Some children might refuse to see the benefits of therapies and may not engage, especially if they aren’t involved in the decision-making process and the experience isn’t enjoyable. I suggest offering choices, such as selecting the professional they work with and the mode, like online. However, accepting therapies can be challenging and should be approached with care.

Coexisting medical conditions

Identifying and treating co-existing conditions such as iron deficiency, thyroid conditions, multiple food allergies, constipation, unrecognised infections (e.g., ear, UTI, or dental), and coeliac disease is crucial, as these co-existing medical conditions can underpin some behavioural changes.

I have some children with sleep-disordered breathing due to being overweight and obese. This can then lead to increasing behavioural issues during the day. One of the common medications used in behavioural conditions, Risperidone, can be associated with significant weight gain, which may then affect sleep-disordered breathing.

Medications

I use medications for behavioural issues sparingly and only after trying other supportive measures. Most drugs can cause significant side effects, and managing these can be tricky. However, children who do not respond to therapy might benefit from medications, including antianxiety drugs. But be aware that some medicines can initially worsen symptoms, and children will require close supervision because of the risk of increased self-harm and suicidal thoughts.

I focus on sleep optimisation, including considering melatonin, early in treatment. It’s important to understand that children respond differently to medications, and a few trials at varying doses and types of medications may be necessary before finding what works best for the child.

Challenges

There are several challenges in managing children with Autism. Children with autism may not tolerate several medications and can experience adverse effects. Ex-stimulants can increase aggression when prescribed for co-existing ADHD.

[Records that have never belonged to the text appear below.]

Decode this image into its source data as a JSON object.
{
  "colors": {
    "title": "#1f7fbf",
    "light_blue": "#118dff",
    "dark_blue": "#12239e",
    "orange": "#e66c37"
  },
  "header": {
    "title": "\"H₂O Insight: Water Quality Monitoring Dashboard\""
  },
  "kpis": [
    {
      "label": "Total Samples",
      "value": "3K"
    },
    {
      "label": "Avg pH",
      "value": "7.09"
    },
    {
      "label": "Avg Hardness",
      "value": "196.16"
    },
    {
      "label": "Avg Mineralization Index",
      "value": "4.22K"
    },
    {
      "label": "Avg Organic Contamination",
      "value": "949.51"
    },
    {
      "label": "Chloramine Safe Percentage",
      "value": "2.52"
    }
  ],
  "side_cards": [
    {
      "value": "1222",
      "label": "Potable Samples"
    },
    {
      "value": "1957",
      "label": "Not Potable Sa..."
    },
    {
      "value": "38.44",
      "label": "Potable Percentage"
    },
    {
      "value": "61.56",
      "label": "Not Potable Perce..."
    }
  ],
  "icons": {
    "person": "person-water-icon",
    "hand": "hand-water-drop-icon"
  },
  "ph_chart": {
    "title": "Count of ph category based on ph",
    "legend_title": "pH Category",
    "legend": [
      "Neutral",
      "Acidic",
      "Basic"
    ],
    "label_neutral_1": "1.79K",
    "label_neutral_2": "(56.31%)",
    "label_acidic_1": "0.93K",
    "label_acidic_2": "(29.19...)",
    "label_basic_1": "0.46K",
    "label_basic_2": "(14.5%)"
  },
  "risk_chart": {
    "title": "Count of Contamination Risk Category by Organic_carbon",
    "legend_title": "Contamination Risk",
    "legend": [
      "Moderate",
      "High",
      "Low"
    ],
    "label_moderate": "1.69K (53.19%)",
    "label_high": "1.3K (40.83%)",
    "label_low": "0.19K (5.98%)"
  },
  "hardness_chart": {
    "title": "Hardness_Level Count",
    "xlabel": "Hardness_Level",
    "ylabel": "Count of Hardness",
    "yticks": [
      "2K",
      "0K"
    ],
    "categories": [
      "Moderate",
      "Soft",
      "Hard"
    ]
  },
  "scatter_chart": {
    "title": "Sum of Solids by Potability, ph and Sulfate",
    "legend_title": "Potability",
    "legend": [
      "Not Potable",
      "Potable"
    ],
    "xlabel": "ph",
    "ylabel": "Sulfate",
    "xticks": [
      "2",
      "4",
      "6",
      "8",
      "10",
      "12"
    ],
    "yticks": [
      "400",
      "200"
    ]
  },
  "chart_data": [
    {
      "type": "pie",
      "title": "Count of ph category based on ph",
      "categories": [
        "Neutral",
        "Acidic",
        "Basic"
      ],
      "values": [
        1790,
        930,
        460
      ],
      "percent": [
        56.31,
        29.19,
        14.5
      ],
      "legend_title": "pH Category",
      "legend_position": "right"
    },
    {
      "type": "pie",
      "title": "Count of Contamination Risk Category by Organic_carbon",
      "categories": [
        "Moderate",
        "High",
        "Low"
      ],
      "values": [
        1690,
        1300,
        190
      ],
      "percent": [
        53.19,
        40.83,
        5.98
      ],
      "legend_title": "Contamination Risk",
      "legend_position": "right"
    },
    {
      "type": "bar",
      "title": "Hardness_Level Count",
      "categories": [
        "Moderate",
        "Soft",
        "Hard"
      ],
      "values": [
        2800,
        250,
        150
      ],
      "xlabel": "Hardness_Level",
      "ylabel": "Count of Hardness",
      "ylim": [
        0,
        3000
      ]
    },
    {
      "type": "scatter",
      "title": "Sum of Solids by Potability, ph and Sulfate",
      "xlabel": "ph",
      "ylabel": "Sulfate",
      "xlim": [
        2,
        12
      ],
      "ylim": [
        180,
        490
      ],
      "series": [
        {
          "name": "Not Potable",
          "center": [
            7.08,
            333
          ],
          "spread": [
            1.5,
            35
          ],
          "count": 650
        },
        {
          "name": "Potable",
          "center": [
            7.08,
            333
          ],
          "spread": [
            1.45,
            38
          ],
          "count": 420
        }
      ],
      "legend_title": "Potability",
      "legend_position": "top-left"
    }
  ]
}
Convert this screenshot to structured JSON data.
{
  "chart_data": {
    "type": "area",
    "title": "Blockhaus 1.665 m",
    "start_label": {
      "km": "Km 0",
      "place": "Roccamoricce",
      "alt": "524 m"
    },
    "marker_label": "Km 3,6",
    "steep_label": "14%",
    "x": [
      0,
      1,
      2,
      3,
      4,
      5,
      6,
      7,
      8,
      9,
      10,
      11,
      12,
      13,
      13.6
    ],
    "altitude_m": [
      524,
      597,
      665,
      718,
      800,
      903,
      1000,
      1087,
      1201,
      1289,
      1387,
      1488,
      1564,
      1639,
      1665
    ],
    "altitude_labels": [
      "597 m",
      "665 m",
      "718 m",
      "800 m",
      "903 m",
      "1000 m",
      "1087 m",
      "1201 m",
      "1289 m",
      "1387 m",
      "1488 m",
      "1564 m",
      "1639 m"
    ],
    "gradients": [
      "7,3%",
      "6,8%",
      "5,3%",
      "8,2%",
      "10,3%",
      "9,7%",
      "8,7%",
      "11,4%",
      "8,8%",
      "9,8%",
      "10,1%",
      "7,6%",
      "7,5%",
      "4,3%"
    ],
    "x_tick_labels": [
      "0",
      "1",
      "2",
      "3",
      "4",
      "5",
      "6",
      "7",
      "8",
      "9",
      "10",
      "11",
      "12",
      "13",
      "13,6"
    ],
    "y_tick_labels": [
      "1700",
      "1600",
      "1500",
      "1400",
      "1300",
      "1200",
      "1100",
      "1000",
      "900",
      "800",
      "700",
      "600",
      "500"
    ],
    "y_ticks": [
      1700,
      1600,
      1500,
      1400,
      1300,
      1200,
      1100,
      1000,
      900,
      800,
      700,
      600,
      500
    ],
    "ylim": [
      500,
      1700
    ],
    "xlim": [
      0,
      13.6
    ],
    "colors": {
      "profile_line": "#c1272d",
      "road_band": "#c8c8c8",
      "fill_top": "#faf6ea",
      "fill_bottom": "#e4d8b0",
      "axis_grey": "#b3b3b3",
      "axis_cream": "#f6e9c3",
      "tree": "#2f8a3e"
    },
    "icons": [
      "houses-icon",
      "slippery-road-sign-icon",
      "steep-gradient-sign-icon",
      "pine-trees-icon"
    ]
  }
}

The definitions are based on social norms, and children who don’t fit into that norm are classified as on the spectrum. However, philosophically, are humans able to define what normal is?

Disclaimer: The matter in this article is only for educational purposes. The diagnostic process in Autism and its management is complex and requires an assessment by an experienced clinician to arrive at a diagnosis and develop a plan. The content doesn’t replace advice from your trusted medical practitioner.